One of those e-mail contacts, Whitefoord Cole, a cousin from Boston on Carwile's mother's side, recently sent information on a Civil War-era relative who was a member of the 4th Regiment, Alabama Volunteer Militia and then the 40th Alabama Regiment. The relative, 2nd Lt. John Moore, became a prisoner of war while in Georgia. The Union sent him to Johnson's Island Prison in northern Ohio.

"The main thing I get excitement from is when I run across something I didn't know," said Carwile, who has been doing family research for about six years. "When I read about this Lt. Moore, I just thought it was an amazing story."

The Alabama Review in 1959 documented letters Moore wrote from prison. He did not write to family in the South because the Union would not permit it. Moore wrote to a friend, a professor in Milwaukee who had once taught in Marion, where Moore lived.

According to the magazine Archeology, which studied the prison's layout, prisoners survived by eating rats and candles. Moore did not elaborate on such horrors of prison life. He wrote about being sick, hungry or cold, but mostly requested assistance and shared information about acquaintances in Marion.

In July 1864, Moore wrote his professor friend, an S.S. Sherman, asking for Union money to buy "things as I most need here." Later that month Moore shared news from home with Sherman.

"Go to our church, and you will find the congregation composed almost entirely of ladies and old gray-headed men and nearly all clad in the habiliments of grief," Moore wrote.

As weather cooled, Moore asked for Sherman to send him clothing and cans of preserved fruits.

"I have chronic diarrhea, and I fear it will be a long time before I recover," Moore wrote.

Later, the prison stopped allowing Confederate soldiers to buy food and would only allow Northern relatives to send provisions.

"My health is not so good as it was some weeks ago," Moore wrote. "During the last 10 days I have suffered very much. I am now under the surgeon's treatment."

The Union released Moore in October, and he returned to Marion and resumed practicing law.

When Carwile learns about stories like these, he keeps them documented on his computer.

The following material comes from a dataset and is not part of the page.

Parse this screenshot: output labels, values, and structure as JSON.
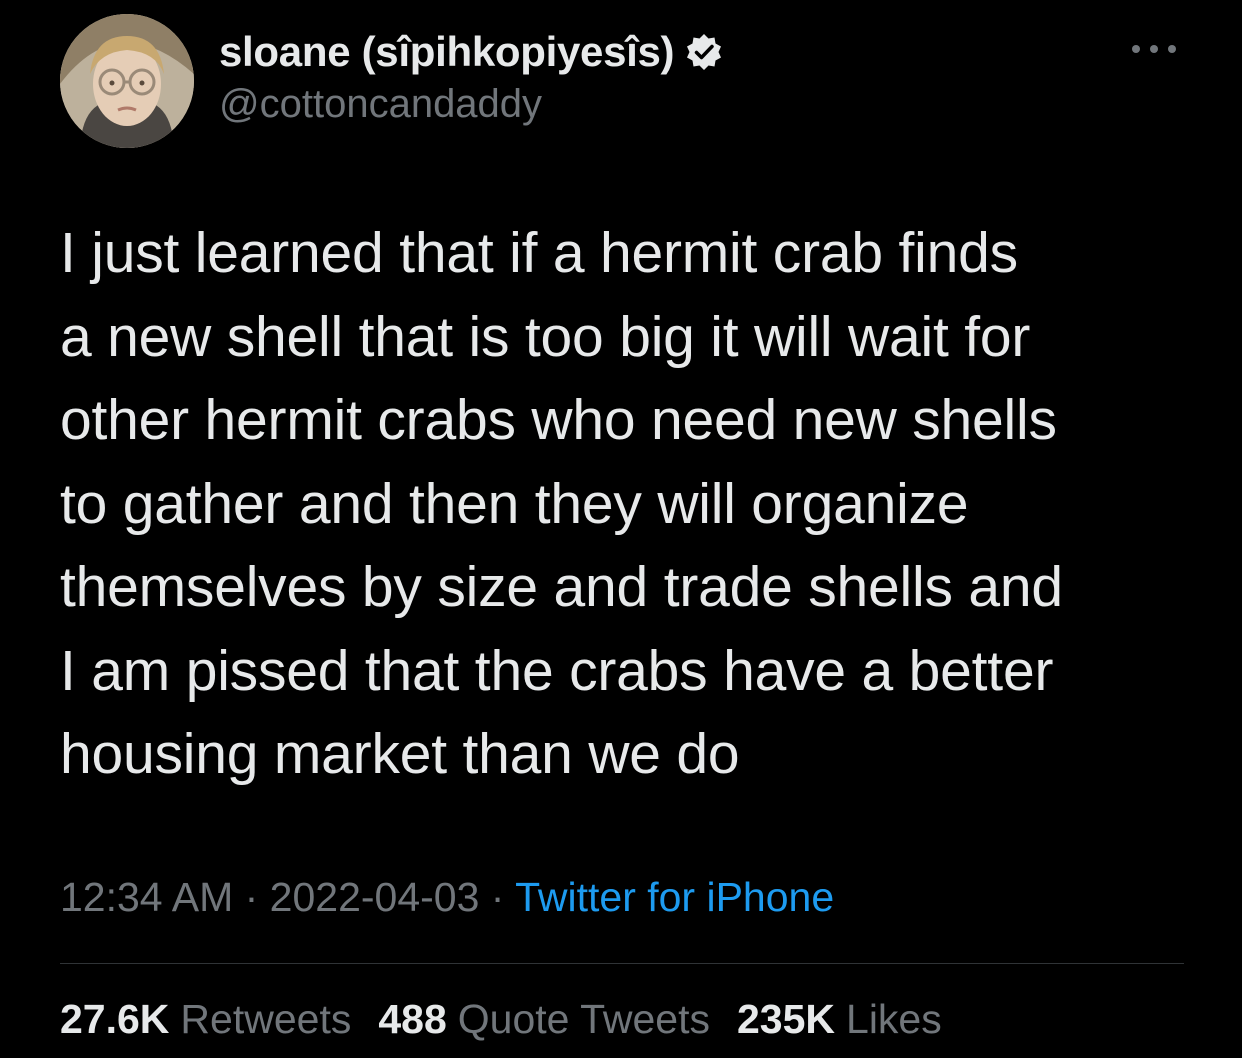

Carwile, a real estate retiree, said he started this hobby when an Athens relative did a book on the Carwile family.

"You have to dive in and go at it," Carwile said of the research. "You have to be interested in it to stay with it."

The computer search engine Google is a favorite of Carwile's. He can type a name for Google to search online through newspaper articles, family Web sites or directories.

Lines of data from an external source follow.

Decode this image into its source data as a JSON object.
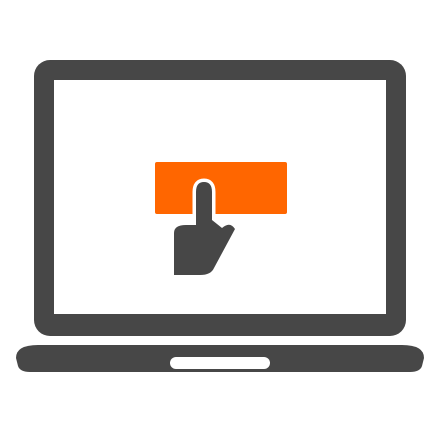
{
  "illustration": {
    "subject": "laptop-click-icon",
    "colors": {
      "body": "#474747",
      "screen": "#ffffff",
      "button": "#ff6600",
      "background": "#ffffff"
    },
    "icons": [
      "laptop-icon",
      "pointing-hand-icon",
      "screen-button"
    ]
  }
}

"A lot of times you don't think about asking the older generation questions," Carwile said. "Maybe they wouldn't want to answer them, but without those family stories, you have to depend on doing a lot of research. "

Sometimes, Carwile finds information by accident, and then his research pays off. Once when he tried to e-mail his niece and mistyped her e-mail address, his e-mail went to a Carwile in California. Turns out, she is a distant relative.